With all due respect to Pete Dunne, I have never been a big fan of pishing. I am not very successful at bringing birds in with the technique, and I find it rather annoying in the field when other birders do it. But I still try it, having been taught for several decades that it is the thing to do.
So it was recently as I birded Blue Hill in Maine. I heard some bird activity near a little rock bluff, and started pishing to draw birds down from the rim into better lighting. At first I heard Red-breasted Nuthatches and Black-capped Chickadees, joined by Golden-crowned Kinglets and Dark-eyed Juncos. More and more birds joined in as the flock started moving to the edge of the bluff.
The pishing seemed to be working. Birds started dropping down over the bluff.
A Blackburnian Warbler joined the flock, as did several Yellow-rumped Warblers
Perhaps I had finally mastered the art of pishing. No. What really had this flock of birds worked up was nothing I was doing. It was something far more interesting to them, and myself.

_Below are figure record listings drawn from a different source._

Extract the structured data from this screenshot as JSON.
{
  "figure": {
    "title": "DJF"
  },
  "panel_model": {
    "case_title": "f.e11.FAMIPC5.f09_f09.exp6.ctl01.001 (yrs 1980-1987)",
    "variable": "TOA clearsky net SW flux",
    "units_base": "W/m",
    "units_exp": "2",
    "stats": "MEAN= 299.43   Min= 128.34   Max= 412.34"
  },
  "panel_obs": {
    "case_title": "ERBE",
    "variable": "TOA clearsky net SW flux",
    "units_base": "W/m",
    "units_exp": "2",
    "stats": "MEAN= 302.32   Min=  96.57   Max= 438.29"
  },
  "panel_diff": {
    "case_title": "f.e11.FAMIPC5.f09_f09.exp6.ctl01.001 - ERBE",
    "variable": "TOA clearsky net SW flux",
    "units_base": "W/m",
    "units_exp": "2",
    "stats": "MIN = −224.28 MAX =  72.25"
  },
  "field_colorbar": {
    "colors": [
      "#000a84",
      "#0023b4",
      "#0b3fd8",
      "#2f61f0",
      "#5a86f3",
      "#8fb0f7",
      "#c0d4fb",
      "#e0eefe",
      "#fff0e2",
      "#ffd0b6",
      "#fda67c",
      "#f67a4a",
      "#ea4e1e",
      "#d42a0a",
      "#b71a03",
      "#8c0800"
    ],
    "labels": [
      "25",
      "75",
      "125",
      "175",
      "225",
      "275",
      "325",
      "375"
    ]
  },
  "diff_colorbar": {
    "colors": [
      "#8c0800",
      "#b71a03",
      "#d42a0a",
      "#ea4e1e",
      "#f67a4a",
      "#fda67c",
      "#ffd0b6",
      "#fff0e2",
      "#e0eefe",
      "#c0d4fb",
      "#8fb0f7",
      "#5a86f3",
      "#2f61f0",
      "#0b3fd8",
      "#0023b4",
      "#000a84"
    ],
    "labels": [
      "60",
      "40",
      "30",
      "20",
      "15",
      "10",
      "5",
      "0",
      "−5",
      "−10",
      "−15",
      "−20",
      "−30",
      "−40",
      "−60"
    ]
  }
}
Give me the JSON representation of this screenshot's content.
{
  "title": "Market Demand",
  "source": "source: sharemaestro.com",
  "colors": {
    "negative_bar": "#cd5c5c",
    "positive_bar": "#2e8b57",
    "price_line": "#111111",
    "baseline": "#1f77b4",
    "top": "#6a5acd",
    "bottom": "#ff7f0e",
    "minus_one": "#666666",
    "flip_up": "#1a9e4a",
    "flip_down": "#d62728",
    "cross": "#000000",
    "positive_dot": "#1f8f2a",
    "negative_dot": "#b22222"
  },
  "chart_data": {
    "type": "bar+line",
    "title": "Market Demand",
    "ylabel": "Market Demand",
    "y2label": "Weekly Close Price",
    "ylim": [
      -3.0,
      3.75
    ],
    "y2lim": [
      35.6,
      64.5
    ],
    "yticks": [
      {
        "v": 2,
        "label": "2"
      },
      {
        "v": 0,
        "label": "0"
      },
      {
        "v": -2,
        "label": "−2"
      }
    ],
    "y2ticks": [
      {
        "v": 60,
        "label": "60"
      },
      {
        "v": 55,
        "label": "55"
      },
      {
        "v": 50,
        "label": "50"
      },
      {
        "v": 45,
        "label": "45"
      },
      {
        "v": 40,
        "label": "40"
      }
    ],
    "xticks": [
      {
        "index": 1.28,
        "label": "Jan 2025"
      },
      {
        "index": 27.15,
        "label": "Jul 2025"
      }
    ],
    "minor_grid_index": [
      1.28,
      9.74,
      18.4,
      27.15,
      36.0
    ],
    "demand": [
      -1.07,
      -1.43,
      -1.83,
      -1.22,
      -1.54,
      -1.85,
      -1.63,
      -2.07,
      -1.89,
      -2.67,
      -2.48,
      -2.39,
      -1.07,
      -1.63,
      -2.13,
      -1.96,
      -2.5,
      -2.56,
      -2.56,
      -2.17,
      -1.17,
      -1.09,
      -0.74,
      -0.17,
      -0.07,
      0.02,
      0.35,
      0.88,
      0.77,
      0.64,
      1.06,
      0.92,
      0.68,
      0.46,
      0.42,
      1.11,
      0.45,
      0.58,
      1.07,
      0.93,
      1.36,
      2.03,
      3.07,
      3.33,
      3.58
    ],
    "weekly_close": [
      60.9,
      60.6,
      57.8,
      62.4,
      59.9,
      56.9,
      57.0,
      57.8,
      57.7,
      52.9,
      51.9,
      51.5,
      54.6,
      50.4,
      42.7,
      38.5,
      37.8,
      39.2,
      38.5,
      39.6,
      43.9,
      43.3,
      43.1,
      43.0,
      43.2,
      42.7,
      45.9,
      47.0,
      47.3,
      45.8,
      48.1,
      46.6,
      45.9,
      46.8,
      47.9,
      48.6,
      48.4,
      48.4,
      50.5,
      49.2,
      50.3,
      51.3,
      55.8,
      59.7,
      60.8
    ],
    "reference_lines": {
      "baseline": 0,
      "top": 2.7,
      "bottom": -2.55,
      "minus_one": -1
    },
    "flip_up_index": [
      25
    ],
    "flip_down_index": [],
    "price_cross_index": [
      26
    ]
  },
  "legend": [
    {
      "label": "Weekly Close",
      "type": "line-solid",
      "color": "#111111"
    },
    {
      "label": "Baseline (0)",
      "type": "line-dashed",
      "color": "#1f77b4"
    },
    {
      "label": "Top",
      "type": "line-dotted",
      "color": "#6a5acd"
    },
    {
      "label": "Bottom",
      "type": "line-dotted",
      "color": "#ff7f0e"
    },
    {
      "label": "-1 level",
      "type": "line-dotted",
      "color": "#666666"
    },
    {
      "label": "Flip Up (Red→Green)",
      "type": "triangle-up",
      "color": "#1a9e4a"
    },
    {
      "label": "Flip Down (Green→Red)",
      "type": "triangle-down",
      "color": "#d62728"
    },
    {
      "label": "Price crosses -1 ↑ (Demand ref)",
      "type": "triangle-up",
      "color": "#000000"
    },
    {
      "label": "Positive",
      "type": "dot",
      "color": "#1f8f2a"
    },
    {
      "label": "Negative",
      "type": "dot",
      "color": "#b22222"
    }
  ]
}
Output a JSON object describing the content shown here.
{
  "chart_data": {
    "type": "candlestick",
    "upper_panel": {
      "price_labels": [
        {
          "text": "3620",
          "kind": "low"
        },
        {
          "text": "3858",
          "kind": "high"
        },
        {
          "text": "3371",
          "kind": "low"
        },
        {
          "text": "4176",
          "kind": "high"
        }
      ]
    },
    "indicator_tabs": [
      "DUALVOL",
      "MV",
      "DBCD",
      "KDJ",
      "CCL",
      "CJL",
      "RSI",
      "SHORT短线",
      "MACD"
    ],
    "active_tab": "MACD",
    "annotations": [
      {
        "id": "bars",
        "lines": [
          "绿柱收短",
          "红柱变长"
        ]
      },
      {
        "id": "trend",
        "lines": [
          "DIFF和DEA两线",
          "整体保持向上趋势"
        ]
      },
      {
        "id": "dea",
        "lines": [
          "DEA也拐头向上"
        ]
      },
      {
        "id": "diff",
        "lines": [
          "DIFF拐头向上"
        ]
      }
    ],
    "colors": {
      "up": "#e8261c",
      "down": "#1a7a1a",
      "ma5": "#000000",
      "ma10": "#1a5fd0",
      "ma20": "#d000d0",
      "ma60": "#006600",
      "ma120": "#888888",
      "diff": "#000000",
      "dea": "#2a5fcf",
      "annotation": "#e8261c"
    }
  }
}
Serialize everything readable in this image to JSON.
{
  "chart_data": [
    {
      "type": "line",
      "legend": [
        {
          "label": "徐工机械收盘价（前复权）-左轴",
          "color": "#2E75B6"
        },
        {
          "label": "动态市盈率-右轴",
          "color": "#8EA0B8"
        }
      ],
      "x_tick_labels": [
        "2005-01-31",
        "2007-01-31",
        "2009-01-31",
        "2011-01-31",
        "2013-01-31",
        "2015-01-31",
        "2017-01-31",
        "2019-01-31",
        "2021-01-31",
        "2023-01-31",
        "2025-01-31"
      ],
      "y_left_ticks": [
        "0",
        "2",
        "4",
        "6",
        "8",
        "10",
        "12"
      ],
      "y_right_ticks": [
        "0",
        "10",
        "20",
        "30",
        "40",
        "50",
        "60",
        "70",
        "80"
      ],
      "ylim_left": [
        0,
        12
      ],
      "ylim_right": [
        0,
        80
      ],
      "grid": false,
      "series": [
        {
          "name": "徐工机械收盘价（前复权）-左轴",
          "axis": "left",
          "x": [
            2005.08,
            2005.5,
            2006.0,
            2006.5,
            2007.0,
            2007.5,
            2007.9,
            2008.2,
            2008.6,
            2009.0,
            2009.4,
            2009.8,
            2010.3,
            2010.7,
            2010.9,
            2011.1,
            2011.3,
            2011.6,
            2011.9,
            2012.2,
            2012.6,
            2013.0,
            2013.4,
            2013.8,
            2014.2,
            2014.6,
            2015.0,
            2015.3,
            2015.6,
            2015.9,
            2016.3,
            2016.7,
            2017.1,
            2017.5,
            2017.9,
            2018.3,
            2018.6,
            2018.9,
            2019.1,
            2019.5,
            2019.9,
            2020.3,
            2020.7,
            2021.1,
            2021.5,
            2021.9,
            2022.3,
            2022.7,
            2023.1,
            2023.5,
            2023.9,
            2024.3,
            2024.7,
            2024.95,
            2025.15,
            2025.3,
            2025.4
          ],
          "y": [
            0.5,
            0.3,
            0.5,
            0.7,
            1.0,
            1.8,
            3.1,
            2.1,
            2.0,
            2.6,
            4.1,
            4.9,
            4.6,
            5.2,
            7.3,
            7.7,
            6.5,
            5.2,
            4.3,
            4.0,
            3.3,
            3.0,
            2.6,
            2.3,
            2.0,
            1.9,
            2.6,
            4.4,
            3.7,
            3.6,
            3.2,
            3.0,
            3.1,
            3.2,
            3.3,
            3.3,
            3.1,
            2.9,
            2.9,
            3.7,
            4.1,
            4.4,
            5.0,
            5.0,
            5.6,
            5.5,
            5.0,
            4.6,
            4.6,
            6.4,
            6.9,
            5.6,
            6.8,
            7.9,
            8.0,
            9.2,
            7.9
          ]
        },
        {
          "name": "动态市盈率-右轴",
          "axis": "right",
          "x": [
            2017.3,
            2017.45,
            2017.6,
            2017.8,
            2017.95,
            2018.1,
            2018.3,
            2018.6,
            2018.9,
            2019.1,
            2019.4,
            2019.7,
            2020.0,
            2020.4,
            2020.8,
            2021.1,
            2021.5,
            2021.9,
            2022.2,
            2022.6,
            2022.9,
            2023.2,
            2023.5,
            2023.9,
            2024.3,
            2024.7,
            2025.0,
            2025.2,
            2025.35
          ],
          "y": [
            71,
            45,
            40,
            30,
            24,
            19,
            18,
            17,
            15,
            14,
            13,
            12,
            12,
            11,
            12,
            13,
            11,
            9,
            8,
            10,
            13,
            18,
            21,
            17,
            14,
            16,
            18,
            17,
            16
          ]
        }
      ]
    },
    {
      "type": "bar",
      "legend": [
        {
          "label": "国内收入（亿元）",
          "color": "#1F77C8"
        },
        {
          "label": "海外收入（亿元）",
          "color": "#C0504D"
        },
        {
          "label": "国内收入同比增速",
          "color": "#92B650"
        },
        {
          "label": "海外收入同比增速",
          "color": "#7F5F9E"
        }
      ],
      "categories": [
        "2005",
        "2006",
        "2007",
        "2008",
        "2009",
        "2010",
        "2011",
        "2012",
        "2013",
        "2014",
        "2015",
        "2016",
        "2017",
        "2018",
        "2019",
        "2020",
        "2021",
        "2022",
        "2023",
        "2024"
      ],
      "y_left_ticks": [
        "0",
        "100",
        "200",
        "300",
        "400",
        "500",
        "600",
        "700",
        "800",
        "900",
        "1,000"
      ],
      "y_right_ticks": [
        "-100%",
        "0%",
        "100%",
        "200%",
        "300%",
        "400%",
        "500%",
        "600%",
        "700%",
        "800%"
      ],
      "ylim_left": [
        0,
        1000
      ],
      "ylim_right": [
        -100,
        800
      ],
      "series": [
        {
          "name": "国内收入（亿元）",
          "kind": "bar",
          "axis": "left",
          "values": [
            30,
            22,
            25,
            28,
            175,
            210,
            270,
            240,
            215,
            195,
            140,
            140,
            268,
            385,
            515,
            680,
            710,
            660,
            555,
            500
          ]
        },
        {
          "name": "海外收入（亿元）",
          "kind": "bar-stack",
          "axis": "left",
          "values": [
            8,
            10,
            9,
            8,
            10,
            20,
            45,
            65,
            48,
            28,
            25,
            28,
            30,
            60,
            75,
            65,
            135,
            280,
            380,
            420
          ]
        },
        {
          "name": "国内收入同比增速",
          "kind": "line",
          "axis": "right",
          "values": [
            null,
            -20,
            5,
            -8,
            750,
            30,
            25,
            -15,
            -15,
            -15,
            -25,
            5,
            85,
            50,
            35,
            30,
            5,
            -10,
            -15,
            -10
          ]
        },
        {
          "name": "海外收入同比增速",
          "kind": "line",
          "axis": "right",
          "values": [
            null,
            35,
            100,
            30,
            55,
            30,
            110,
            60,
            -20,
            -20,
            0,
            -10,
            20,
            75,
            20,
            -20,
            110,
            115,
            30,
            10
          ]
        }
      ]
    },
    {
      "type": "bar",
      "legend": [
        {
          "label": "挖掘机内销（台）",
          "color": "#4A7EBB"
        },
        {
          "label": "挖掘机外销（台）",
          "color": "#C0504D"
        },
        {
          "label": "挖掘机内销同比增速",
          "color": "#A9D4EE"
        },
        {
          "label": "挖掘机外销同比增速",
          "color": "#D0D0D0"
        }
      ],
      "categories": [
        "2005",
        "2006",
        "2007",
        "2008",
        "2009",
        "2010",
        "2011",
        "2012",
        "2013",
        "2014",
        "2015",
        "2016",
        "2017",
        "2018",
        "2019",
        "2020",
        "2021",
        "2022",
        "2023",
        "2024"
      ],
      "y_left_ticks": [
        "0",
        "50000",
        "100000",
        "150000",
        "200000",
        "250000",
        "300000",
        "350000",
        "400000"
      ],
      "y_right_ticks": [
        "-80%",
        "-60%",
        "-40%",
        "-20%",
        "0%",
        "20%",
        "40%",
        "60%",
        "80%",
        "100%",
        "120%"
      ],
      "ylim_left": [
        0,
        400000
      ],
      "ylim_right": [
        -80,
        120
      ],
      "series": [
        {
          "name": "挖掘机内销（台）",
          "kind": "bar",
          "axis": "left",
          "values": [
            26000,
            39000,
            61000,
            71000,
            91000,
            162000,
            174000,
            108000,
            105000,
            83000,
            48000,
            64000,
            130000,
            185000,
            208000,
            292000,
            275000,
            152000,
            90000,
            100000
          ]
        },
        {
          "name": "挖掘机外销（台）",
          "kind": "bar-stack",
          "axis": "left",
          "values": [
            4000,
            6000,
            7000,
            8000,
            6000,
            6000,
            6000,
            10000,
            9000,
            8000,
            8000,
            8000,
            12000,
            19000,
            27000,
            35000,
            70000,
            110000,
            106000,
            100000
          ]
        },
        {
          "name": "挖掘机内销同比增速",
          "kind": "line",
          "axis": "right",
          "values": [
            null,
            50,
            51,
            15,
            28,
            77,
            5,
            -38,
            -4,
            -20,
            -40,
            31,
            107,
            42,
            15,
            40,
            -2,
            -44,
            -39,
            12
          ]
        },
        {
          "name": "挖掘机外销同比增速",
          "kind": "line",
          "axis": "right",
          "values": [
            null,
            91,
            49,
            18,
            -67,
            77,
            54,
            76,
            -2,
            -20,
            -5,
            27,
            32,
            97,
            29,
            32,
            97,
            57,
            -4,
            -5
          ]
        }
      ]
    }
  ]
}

It was an Eastern Milk Snake, a beautiful specimen about three feet in length (pretty large for this species). The birds were following the snake through the woods to keep an eye on it. Being at the right place at the right time allowed me to enjoy the snake and her entourage. My little pishing noises were of no consequence. So once again I am reminded to watch, blend in with the surroundings, and enjoy what happens by.